What causes memory loss and aggressive acts?
My mom has unpredictable behavior. She sometimes behaves like a stranger as if we don't know her. I don't know why. She is sometimes an aggressive person that hurts anybody with her words. She is now 73 years-old and her husband just passed away three years ago. Please tell me how to cope with this problem as well as medication we should provide. Thank you.

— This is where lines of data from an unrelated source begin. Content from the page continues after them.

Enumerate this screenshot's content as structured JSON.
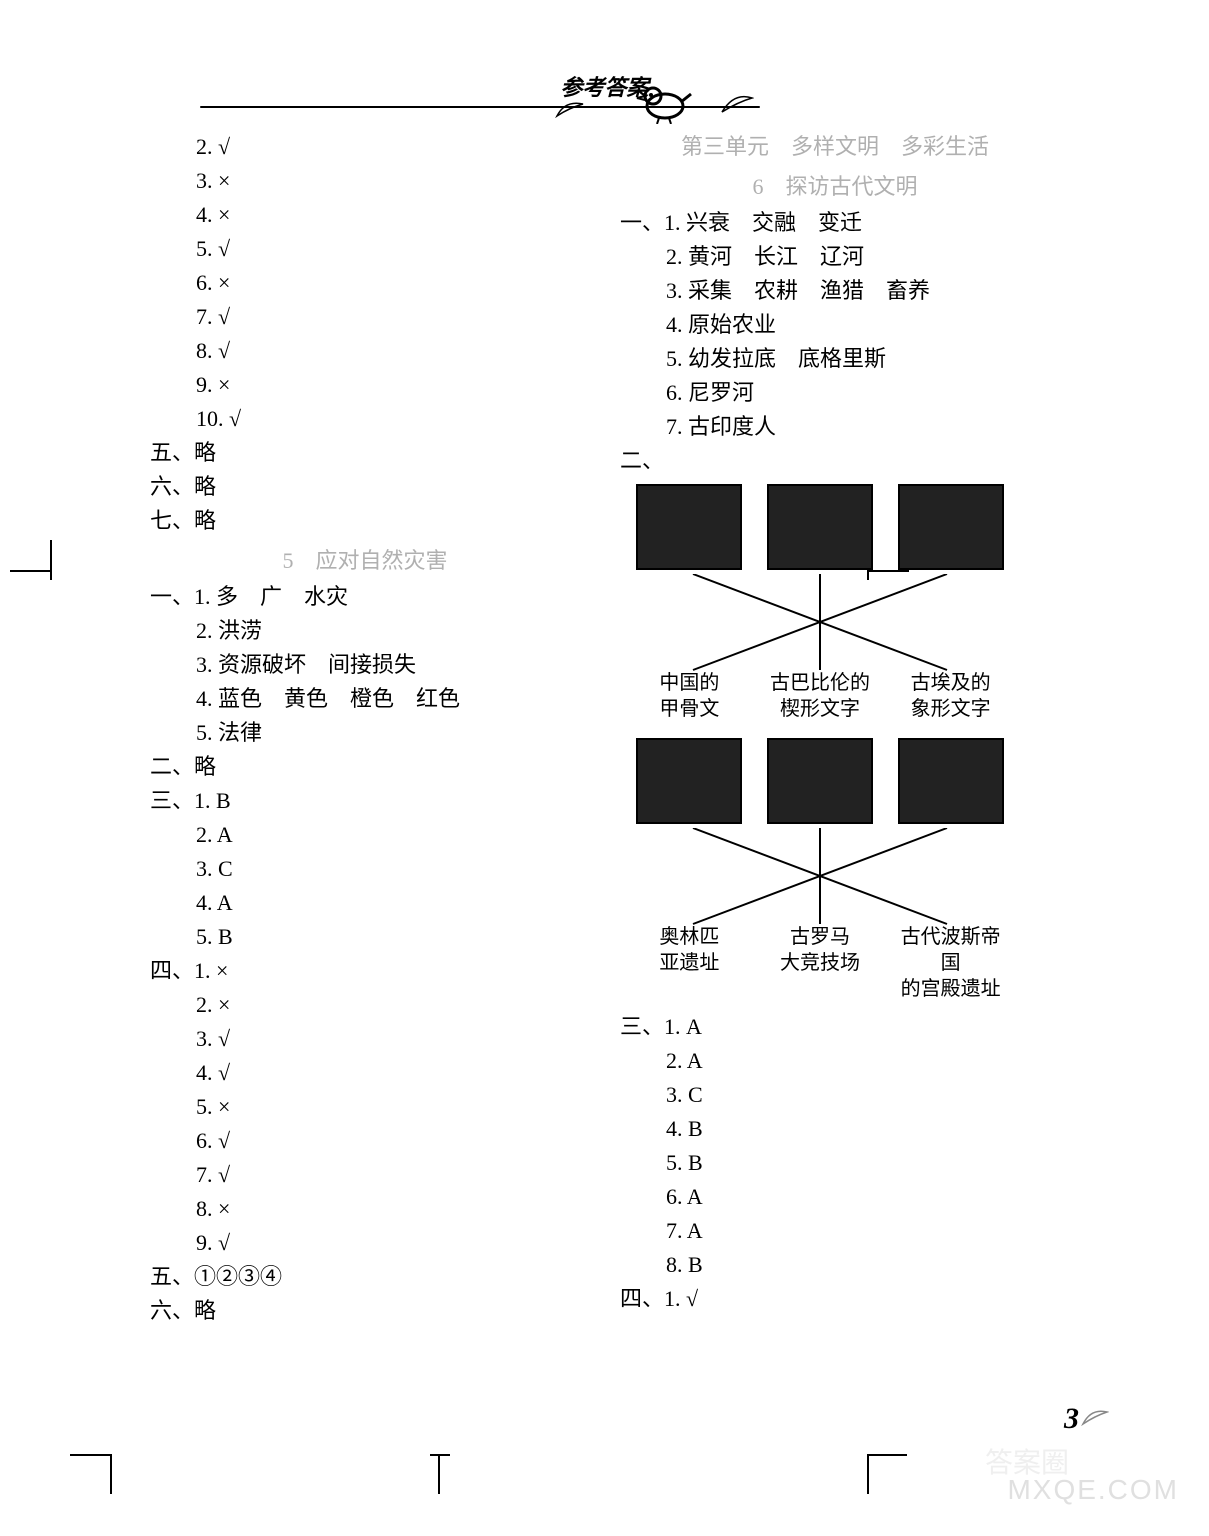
{
  "header": {
    "title": "参考答案"
  },
  "page_number": "3",
  "watermark": {
    "cn": "答案圈",
    "en": "MXQE.COM"
  },
  "left": {
    "tf_continued": [
      {
        "n": "2.",
        "v": "√"
      },
      {
        "n": "3.",
        "v": "×"
      },
      {
        "n": "4.",
        "v": "×"
      },
      {
        "n": "5.",
        "v": "√"
      },
      {
        "n": "6.",
        "v": "×"
      },
      {
        "n": "7.",
        "v": "√"
      },
      {
        "n": "8.",
        "v": "√"
      },
      {
        "n": "9.",
        "v": "×"
      },
      {
        "n": "10.",
        "v": "√"
      }
    ],
    "wu": "五、略",
    "liu": "六、略",
    "qi": "七、略",
    "section5_title": "5　应对自然灾害",
    "s5_yi_lead": "一、1. 多　广　水灾",
    "s5_yi": [
      "2. 洪涝",
      "3. 资源破坏　间接损失",
      "4. 蓝色　黄色　橙色　红色",
      "5. 法律"
    ],
    "s5_er": "二、略",
    "s5_san_lead": "三、1. B",
    "s5_san": [
      "2. A",
      "3. C",
      "4. A",
      "5. B"
    ],
    "s5_si_lead": "四、1. ×",
    "s5_si": [
      "2. ×",
      "3. √",
      "4. √",
      "5. ×",
      "6. √",
      "7. √",
      "8. ×",
      "9. √"
    ],
    "s5_wu": "五、①②③④",
    "s5_liu": "六、略"
  },
  "right": {
    "unit_title": "第三单元　多样文明　多彩生活",
    "lesson_title": "6　探访古代文明",
    "yi_lead": "一、1. 兴衰　交融　变迁",
    "yi": [
      "2. 黄河　长江　辽河",
      "3. 采集　农耕　渔猎　畜养",
      "4. 原始农业",
      "5. 幼发拉底　底格里斯",
      "6. 尼罗河",
      "7. 古印度人"
    ],
    "er_prefix": "二、",
    "match1": {
      "labels": [
        "中国的\n甲骨文",
        "古巴比伦的\n楔形文字",
        "古埃及的\n象形文字"
      ],
      "lines": [
        [
          0,
          2
        ],
        [
          2,
          0
        ],
        [
          1,
          1
        ]
      ]
    },
    "match2": {
      "labels": [
        "奥林匹\n亚遗址",
        "古罗马\n大竞技场",
        "古代波斯帝国\n的宫殿遗址"
      ],
      "lines": [
        [
          0,
          2
        ],
        [
          2,
          0
        ],
        [
          1,
          1
        ]
      ]
    },
    "san_lead": "三、1. A",
    "san": [
      "2. A",
      "3. C",
      "4. B",
      "5. B",
      "6. A",
      "7. A",
      "8. B"
    ],
    "si_lead": "四、1. √"
  },
  "styles": {
    "text_color": "#000000",
    "muted_color": "#b0b0b0",
    "background": "#ffffff",
    "body_fontsize": 22,
    "line_height": 34,
    "img_placeholder_bg": "#222222",
    "line_color": "#000000",
    "line_width": 2
  }
}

Memory loss and aggression can be signs of dementia but before making any conclusions it would best for your Mother to have a comprehensive examination and testing to determine what is going on. Be sure to contact a local doctor with experience treating aging parents with similar symptoms. Once your Mother’s doctor can get a working diagnosis there may be medication that is accurate for her specific conditions. It is helpful to recognize that many factors may be contributing to the disturbing behavior. It is helpful to take care of yourself during this stressful time and realize that your Mom's behavior is not directed towards you .That way you can be more comfortable in the roll of a family caregiver and recognize that now it is time for you to take care of her as well as yourself and the rest of your family.
You have a great deal of hard work in front of you so finding family caregiver support groups and individuals who can help you will be important.
It would help to show them memory albums of their loved one. Listen to them, even if they kind of don't make since but also tell them sweet stories of family memories. She all the family pictures you can and remind them of who each person is. Sometimes it may spark a happy moment and make them happy. I also worked with one lady who really missed her momma and so us caregivers would get on the phone and pretend to be momma and ask her if she'd like to speak to momma. It made her very happy and then she would be alright. It also help to keep her busy with anything, even if you stack wash clothes with her. If you have something that your loved one can hold or carry around with them that may remind them of a happy time then do so. Your loved one may like to wear a sweater that belonged to the other loved one that they missed to feel closer to them.
I keep telling my kids that dads behavior is not directed towards them or me...that we have to realize that dad needs our love and support and even though he says or does things that hurt us or embarasses us he can't help it..its the disease not him!